The public relations and legal battle between the Federal Bureau of Investigation and Apple over the company’s use of encryption has put the focus on executive branch surveillance in a way not seen since Edward Snowden’s revelations almost three years ago. However, as the historical record demonstrates, the FBI’s domestic spying on the American public dates almost from the Bureau’s creation in July 1908. In the years that followed the FBI’s birth, other federal agencies–some civilian, some military–initiated their own warrantless domestic surveillance operations. Throughout this period, Congress was more frequently aiding and abetting this surveillance and repression, rather than preventing it or reining it in.


As the showdown between Apple and the FBI illustrates, what has changed is the technology used to accomplish the surveillance–technology that now gives federal law enforcement and intelligence agencies the ability to surreptitiously access the computers, smartphones, and even home appliances of tens of millions of Americans.


Today, the Cato Institute is launching a timeline that chronicles the history and implications of these developments: American Big Brother: A Century of Political Surveillance and Repression.


Too often, federal domestic surveillance of citizens was a prelude to government actions aimed at subverting civil society organizations opposed to American involvement in foreign wars, aiding conscientious objectors, advancing civil rights and political autonomy for people of color, the creation of labor unions, and even surveillance of candidates running for or holding office–including members of Congress and presidential contenders.

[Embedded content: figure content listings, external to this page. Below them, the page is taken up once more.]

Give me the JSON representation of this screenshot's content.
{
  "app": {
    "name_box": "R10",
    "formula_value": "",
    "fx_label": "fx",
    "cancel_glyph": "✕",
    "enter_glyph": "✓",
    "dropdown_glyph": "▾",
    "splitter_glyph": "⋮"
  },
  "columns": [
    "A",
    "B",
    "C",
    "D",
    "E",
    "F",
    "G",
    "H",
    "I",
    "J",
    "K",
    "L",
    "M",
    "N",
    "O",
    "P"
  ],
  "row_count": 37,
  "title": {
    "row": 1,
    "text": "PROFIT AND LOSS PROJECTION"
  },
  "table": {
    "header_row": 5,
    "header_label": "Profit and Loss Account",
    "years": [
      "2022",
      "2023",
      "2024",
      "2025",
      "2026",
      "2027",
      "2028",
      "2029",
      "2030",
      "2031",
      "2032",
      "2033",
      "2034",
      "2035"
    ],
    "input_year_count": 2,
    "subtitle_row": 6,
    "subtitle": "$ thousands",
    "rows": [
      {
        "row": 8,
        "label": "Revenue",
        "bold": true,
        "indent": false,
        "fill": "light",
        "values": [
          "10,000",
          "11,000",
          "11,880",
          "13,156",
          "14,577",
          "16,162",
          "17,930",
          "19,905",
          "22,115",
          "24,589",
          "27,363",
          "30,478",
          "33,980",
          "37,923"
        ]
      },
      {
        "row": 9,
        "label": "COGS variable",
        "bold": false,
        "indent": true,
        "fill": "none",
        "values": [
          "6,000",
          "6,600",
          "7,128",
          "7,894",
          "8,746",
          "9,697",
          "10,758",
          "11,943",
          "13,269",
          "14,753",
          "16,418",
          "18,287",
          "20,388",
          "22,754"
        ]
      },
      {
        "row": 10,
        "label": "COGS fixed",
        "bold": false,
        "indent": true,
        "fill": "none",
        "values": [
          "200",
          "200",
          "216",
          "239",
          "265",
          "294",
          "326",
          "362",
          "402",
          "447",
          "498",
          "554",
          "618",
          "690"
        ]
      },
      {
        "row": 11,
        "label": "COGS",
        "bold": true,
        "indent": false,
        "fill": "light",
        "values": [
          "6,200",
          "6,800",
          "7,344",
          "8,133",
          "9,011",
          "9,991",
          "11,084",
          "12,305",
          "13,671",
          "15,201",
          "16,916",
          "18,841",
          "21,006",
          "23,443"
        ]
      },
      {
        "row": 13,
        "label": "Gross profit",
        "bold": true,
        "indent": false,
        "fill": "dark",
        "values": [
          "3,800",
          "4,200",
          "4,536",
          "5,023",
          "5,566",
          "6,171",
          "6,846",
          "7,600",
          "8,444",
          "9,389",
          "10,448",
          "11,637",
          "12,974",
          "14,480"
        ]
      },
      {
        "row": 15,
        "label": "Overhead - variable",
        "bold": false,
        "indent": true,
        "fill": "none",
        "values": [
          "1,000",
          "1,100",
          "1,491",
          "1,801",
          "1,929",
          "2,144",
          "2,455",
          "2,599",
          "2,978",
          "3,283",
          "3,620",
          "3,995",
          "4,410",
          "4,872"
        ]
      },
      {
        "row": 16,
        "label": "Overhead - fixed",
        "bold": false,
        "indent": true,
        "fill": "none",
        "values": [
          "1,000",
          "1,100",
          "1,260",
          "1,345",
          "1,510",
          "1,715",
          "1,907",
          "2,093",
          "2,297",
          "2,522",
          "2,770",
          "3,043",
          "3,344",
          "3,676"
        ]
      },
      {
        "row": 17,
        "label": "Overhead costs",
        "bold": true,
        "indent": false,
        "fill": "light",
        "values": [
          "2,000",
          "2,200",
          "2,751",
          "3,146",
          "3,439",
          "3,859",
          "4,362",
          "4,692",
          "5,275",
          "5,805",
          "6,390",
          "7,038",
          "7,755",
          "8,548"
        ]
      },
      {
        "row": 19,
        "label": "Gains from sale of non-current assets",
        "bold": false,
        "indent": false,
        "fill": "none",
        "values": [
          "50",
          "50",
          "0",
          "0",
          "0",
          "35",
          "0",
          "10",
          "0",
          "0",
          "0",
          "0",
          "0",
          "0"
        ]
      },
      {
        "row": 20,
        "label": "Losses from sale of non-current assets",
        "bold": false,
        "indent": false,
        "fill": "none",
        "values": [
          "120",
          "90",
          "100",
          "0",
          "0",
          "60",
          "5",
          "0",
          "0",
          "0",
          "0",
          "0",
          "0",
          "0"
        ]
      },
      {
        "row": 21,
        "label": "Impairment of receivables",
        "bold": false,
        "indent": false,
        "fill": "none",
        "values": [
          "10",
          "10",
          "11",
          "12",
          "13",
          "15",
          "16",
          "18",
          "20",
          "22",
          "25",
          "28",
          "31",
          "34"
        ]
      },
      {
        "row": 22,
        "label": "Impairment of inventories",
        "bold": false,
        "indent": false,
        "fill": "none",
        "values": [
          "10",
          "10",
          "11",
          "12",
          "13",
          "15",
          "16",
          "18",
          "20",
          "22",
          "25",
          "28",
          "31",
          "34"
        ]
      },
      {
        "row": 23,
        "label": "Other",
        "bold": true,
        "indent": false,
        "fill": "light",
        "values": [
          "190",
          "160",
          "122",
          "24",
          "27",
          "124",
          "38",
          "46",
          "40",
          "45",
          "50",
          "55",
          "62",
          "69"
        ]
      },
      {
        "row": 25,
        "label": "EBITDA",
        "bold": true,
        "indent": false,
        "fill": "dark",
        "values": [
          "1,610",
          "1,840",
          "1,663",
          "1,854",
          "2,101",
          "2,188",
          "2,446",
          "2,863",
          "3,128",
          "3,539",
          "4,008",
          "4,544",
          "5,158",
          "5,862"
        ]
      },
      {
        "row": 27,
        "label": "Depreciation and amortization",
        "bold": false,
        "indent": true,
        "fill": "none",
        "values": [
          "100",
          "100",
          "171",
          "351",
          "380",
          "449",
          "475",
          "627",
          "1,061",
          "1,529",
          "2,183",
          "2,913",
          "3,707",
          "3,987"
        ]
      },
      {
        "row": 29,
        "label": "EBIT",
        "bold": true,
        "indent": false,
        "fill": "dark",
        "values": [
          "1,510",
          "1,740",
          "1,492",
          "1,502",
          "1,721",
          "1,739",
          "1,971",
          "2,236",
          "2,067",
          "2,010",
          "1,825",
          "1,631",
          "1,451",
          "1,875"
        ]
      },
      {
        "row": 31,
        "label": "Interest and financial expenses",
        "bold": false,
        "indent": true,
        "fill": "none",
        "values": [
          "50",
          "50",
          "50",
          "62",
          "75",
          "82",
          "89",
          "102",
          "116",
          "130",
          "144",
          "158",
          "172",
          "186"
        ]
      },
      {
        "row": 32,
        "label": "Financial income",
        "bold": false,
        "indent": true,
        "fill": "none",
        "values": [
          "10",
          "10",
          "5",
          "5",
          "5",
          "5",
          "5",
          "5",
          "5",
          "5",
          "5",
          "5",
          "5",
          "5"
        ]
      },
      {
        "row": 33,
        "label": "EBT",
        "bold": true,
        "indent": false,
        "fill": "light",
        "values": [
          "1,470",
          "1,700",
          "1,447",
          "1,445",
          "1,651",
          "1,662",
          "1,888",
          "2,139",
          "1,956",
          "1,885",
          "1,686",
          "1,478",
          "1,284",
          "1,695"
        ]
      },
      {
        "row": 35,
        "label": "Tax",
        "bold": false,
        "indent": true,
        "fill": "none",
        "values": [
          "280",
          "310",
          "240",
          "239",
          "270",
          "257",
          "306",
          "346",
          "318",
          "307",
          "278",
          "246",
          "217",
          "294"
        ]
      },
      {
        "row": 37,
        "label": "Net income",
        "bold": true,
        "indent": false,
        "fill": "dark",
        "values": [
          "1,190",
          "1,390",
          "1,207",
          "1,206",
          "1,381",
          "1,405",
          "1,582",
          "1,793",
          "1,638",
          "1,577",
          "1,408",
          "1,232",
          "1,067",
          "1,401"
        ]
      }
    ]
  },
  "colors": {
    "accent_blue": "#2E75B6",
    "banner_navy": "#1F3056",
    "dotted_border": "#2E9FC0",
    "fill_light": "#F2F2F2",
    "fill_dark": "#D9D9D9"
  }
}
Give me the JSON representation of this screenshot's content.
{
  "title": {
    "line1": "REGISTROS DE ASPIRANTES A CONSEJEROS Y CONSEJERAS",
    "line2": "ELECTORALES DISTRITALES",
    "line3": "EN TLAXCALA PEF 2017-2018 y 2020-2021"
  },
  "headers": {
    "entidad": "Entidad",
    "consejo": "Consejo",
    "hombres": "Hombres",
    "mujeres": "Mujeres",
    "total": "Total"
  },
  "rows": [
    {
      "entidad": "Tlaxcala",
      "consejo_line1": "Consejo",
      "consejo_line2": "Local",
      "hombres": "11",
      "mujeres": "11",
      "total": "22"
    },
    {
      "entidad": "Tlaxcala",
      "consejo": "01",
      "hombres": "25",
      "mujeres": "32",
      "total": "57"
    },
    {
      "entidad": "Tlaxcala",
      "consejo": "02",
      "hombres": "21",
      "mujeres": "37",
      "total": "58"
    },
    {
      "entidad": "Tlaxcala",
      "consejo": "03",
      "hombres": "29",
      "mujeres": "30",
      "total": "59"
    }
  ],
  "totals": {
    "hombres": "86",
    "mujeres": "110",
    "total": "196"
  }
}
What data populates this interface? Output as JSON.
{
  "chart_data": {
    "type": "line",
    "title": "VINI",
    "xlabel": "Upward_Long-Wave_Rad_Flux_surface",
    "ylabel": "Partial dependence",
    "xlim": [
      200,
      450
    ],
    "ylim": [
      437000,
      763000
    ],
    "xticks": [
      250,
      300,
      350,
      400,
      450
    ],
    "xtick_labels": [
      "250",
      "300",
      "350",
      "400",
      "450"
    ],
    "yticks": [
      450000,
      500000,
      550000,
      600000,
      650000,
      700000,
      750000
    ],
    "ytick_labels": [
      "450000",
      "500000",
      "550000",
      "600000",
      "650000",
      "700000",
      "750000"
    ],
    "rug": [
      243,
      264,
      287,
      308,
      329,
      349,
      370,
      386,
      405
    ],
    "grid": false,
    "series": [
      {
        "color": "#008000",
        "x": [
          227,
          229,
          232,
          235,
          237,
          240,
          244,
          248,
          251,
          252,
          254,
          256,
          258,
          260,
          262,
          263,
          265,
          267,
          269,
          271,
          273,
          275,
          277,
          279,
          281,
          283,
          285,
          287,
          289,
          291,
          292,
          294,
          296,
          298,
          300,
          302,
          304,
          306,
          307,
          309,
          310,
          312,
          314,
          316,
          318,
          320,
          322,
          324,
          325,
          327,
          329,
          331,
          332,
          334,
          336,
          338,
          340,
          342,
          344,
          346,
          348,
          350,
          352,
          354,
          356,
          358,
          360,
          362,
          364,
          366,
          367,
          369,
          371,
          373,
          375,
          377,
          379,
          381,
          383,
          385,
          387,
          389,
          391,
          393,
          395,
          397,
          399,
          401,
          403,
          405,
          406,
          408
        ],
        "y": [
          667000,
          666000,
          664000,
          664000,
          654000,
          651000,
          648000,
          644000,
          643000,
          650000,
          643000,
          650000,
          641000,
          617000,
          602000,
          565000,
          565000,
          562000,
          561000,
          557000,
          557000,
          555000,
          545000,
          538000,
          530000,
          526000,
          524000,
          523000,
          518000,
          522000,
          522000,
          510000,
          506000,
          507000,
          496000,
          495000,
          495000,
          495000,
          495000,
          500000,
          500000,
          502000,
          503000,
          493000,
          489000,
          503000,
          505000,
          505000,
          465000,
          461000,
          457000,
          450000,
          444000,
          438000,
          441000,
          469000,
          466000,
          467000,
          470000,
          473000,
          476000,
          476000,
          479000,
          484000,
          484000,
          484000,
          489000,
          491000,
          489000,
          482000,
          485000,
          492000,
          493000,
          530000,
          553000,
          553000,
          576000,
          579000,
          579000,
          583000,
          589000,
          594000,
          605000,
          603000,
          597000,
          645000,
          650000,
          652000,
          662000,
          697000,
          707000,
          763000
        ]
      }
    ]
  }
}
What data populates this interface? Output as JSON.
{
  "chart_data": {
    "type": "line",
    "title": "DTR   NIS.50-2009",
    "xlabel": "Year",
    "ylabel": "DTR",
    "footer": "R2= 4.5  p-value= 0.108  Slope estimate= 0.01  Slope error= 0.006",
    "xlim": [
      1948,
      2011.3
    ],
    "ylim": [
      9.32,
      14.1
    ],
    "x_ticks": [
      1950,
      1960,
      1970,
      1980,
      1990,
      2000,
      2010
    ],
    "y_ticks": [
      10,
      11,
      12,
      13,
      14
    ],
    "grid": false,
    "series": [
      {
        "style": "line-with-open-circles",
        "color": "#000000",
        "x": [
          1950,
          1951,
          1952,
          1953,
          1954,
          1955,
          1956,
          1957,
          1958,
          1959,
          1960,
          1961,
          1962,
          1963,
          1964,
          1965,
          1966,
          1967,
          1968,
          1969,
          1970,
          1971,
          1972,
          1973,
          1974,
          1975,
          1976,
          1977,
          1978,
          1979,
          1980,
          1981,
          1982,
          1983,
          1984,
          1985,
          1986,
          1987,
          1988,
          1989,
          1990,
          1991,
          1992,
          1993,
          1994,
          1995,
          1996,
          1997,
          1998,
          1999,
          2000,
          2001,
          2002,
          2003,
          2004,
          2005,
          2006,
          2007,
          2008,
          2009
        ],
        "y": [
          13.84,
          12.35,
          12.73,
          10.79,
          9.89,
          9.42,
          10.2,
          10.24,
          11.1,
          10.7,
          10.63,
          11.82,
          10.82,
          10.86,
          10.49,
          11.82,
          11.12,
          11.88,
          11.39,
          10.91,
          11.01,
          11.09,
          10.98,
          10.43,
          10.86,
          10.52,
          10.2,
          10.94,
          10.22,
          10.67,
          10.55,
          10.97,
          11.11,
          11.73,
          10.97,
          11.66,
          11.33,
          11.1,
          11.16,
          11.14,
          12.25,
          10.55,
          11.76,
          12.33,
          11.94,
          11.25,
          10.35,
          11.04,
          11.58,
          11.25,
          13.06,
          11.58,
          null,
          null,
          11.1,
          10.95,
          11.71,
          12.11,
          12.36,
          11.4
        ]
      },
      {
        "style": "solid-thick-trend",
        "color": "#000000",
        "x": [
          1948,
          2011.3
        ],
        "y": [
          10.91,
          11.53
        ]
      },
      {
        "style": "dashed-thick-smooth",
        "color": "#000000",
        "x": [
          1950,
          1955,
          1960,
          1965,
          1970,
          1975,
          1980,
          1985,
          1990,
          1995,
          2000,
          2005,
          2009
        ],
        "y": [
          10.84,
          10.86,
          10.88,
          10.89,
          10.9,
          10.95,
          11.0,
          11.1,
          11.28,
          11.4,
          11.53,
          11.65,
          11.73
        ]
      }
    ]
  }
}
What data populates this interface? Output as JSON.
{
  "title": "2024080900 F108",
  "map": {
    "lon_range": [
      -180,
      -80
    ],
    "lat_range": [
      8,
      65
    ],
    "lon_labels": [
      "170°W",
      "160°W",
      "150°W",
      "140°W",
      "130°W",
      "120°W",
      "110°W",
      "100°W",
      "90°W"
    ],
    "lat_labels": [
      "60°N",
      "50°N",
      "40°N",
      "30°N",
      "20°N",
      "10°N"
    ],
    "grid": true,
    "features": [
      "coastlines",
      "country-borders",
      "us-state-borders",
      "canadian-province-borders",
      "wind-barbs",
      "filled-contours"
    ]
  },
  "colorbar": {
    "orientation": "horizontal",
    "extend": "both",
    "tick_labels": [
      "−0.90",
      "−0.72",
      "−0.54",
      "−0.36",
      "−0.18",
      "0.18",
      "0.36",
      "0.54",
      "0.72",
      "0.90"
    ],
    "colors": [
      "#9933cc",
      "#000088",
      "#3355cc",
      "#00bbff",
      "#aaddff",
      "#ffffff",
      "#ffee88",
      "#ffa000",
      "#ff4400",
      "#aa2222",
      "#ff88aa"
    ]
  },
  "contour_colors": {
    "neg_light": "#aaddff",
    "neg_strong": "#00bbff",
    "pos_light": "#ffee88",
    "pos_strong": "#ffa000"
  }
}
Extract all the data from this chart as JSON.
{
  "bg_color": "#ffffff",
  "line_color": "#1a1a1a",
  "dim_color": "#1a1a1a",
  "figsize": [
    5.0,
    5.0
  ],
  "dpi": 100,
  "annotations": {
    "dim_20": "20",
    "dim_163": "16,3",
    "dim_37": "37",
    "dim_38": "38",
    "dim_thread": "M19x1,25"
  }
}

As political scientist Robert Justin Goldstein noted in his 1978 book, Political Repression in Modern America: 1870–1976, “American social scientists have not seriously considered political repression as one important factor which helps explain the narrowness of the American political spectrum…” Put differently, through the use of surveillance, agent provocateur’s, and outright violence, federal officials often decided what political views were or were not permissible to hold and practice in the American political system.

Indeed, the theme that emerges clearly from the timeline’s episodes is that in many of these cases, federal surveillance and political repression were directed most forcefully at individuals and organizations that challenged the prevailing political paradigm on the issue at hand. Occasionally, the domestic surveillance was aimed squarely at the political opponents of the president then occupying the White House (FDR ordering surveillance against isolationists, LBJ ordering Goldwater’s campaign plane bugged). In other cases, simply the perception by federal officials that an individual or group might be a “threat to national security” (think Japanese-Americans in World War II or Arab/Muslim-Americans today) was enough to trigger an unwarranted federal attack on the target’s constitutional rights.


The individuals and organizations subjected to these tactics often found themselves either politically crushed or so badly damaged as to be rendered politically marginalized and ineffective. The personal and professional costs of these federal attacks on the constitutional rights of these citizens were usually life-long, and belated apologies by federal officials decades removed from the actions of their predecessors did little if anything to actually right the original wrong, much less preclude a repeat of such surveillance and repression against others.


Indeed, just three years after the passage of the Foreign Intelligence Surveillance act in 1978, then-President Ronald Reagan promulgated an executive order that one recent State Department whistleblower alleged has been used to conduct warrantless surveillance of the overseas communications of Americans in the post‑9/​11 era. Whether the practice goes back farther is an issue that should be, but currently is not, the subject of a Congressional inquiry–just as all government surveillance activities initiated since the Church Committee should be investigated.


The timeline endeavors to provide a wide range of examples of federal misconduct in this area. It will be updated regularly on the basis of archival research and new revelations of current federal domestic surveillance and political repression of Americans–citizens whose only “crime” was or is to challenge governmental policies they oppose but that are carried out in their name.